La mission a identifié trois niveaux susceptibles d’un meilleur partage de compétences entre l’Etat et la profession :

  1. l’élaboration du référentiel ;
  2. l’instruction des dossiers et les visites sur place ;
  3. les décisions de classement.

De ce fait, la réforme du système du classement ne concerne pas uniquement les administrations de l’Etat : elle implique très directement l’ensemble des partenaires de la filière d’hébergement, qu’il s’agisse de la profession (organisée principalement dans quatre fédérations), des prescripteurs (tours opérateurs), des guides touristiques, etc. L’acceptation d’un projet de réforme par ces interlocuteurs est donc un facteur indispensable non seulement à sa réussite, mais aussi à sa mise en œuvre.

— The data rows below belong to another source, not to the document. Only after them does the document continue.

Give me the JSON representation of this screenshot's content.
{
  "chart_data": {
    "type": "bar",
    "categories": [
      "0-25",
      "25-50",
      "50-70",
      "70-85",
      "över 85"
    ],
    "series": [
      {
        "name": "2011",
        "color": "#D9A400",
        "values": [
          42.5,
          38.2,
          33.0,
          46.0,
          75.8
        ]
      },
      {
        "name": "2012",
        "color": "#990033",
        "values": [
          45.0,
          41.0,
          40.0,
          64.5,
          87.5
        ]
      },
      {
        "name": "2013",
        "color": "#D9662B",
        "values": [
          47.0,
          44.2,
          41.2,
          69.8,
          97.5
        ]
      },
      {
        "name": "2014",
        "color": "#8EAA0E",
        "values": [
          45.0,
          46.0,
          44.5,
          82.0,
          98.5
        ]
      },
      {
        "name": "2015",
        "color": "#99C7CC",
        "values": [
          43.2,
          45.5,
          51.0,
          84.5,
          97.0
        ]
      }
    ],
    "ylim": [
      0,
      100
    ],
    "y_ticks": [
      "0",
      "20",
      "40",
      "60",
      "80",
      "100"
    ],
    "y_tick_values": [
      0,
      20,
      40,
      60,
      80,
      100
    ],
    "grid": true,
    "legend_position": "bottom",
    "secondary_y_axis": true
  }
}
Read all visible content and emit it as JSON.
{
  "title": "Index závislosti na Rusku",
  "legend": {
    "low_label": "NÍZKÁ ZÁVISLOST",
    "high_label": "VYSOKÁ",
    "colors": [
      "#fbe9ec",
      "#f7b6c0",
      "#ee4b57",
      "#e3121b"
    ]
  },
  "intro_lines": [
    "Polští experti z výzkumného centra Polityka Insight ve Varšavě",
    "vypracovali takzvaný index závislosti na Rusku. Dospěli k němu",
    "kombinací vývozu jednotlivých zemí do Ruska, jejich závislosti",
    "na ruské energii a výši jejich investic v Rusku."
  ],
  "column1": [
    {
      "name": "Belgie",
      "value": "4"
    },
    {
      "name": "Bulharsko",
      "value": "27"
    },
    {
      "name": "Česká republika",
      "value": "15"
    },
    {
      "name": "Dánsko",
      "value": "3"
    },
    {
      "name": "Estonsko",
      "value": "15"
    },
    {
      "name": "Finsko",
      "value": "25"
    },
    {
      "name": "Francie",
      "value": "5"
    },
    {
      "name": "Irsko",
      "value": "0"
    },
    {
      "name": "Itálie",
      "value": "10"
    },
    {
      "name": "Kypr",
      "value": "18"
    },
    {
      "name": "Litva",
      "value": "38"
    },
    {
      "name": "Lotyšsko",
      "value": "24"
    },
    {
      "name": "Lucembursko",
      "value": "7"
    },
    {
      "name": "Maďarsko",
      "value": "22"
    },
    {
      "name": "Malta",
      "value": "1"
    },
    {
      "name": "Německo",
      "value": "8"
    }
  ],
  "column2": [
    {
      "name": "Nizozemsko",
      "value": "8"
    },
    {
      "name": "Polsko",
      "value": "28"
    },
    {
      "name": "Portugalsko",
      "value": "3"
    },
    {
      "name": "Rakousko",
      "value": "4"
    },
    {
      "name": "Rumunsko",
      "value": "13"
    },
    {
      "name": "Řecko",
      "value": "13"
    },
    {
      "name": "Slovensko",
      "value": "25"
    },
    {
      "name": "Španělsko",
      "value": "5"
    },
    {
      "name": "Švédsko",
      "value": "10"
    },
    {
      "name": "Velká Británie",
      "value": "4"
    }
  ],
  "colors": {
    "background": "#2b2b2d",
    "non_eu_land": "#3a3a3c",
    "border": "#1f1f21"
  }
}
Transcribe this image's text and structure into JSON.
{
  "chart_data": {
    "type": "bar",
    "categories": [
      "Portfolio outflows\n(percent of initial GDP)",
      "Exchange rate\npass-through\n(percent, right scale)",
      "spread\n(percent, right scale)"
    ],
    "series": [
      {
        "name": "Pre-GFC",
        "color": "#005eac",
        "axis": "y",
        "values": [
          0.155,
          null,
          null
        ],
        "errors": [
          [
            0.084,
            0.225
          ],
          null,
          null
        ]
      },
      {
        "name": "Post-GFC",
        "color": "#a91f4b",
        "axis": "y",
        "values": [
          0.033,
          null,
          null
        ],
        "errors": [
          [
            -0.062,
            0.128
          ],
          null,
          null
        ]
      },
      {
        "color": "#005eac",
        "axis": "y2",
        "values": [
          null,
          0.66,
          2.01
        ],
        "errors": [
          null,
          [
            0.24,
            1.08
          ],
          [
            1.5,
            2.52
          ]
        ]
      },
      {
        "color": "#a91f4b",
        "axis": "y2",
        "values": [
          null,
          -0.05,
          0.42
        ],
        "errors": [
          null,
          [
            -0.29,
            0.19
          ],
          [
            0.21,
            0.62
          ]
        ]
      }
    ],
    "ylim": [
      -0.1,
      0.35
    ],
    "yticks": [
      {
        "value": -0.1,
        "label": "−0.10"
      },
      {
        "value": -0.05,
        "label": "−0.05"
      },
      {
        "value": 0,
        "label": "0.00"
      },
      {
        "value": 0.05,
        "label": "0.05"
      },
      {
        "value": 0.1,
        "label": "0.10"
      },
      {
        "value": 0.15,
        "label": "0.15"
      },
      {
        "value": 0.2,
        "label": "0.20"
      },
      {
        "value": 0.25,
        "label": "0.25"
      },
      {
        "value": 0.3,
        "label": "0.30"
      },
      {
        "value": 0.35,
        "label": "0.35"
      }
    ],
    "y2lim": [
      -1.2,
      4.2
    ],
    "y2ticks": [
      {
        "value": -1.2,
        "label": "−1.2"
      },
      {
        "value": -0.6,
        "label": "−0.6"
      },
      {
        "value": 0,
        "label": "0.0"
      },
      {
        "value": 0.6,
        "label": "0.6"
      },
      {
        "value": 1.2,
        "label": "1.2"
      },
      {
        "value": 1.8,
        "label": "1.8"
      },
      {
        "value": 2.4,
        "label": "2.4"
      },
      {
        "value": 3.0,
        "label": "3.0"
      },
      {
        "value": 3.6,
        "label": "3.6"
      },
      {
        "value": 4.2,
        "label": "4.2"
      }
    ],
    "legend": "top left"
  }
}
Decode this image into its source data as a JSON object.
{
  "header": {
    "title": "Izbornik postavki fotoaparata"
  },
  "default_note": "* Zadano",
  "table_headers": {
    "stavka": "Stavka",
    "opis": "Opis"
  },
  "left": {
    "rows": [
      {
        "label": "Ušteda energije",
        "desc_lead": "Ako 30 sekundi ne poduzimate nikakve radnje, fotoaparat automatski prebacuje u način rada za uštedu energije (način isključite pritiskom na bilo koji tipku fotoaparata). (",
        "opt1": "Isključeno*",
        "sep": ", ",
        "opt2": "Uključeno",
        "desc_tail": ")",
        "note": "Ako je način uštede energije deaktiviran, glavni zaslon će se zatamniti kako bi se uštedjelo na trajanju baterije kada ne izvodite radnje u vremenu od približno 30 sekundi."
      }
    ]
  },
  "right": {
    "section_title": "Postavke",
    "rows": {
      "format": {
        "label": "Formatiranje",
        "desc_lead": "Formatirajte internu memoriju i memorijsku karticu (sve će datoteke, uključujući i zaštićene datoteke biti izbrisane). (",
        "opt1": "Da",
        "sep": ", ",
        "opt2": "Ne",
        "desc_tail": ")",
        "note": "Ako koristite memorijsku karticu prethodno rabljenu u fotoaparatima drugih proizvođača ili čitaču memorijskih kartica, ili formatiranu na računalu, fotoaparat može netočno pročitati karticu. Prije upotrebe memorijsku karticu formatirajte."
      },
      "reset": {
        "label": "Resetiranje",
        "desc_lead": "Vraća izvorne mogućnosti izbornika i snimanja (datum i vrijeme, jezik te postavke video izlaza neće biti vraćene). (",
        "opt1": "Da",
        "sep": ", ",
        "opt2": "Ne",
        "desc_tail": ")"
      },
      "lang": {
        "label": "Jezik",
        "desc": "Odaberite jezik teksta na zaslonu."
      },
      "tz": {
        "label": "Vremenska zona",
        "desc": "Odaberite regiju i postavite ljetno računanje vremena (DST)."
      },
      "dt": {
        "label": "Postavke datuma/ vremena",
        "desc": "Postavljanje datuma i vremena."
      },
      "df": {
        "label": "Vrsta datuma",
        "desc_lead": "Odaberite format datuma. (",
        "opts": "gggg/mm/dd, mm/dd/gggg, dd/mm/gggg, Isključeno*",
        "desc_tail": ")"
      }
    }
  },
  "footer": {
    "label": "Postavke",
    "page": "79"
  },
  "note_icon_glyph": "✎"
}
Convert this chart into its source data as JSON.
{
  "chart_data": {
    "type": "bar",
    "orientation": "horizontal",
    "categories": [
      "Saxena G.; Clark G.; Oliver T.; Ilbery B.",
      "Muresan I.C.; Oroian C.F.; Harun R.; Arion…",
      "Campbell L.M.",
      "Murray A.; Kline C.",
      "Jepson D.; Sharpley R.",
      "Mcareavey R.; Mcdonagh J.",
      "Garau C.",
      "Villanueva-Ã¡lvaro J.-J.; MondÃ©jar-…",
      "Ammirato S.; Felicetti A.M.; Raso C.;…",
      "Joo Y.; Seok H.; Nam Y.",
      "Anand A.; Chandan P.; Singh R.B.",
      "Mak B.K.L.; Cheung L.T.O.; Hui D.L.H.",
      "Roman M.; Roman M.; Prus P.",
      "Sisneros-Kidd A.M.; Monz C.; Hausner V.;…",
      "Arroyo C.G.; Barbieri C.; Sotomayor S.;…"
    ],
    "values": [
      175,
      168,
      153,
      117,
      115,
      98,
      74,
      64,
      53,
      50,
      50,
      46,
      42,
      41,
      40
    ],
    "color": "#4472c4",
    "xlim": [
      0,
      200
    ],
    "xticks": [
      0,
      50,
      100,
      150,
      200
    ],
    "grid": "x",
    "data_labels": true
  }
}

Le champ de l’étude, au regard de la lettre de mission, s’étend à l’ensemble des hébergements touristiques (hôtels, meublés) dont le classement suit la même logique traduisant des prescriptions de confort, c'est-à-dire qu’il exclut les campings.

La mission a volontairement donné une priorité dans son audit aux hôtels parce qu’il s’agit du secteur le plus important pour l’économie du tourisme et parce que les DDCCRF n’interviennent désormais qu’au profit des seuls hôtels. Pour certaines catégories d’hébergement (gîtes, meublés), l’Etat intervient moins directement, ayant déjà confié l’instruction à des organismes privés. Pour les campings, la réglementation applicable est différente : C’est le code de l’urbanisme et non le code du tourisme qui régit leur classement, et celui-ci a un caractère obligatoire (et non facultatif, ce qui est le cas des autres hébergements touristiques). La réforme proposée pour les hôtels pourra ultérieurement être étendue aux autres types d’hébergement. La mission précisera en tant que de besoin les adaptations nécessaires.

Dans la première partie (I.) du rapport, la mission présente les caractéristiques (A), les forces et les faiblesses (B) du dispositif existant ainsi que des pistes de réforme, inspirées notamment par les systèmes d’autres grands pays touristiques (C). La deuxième partie (II.) porte sur les propositions concernant le référentiel (A), l’instruction et les visites (B) et l’attribution des étoiles (C).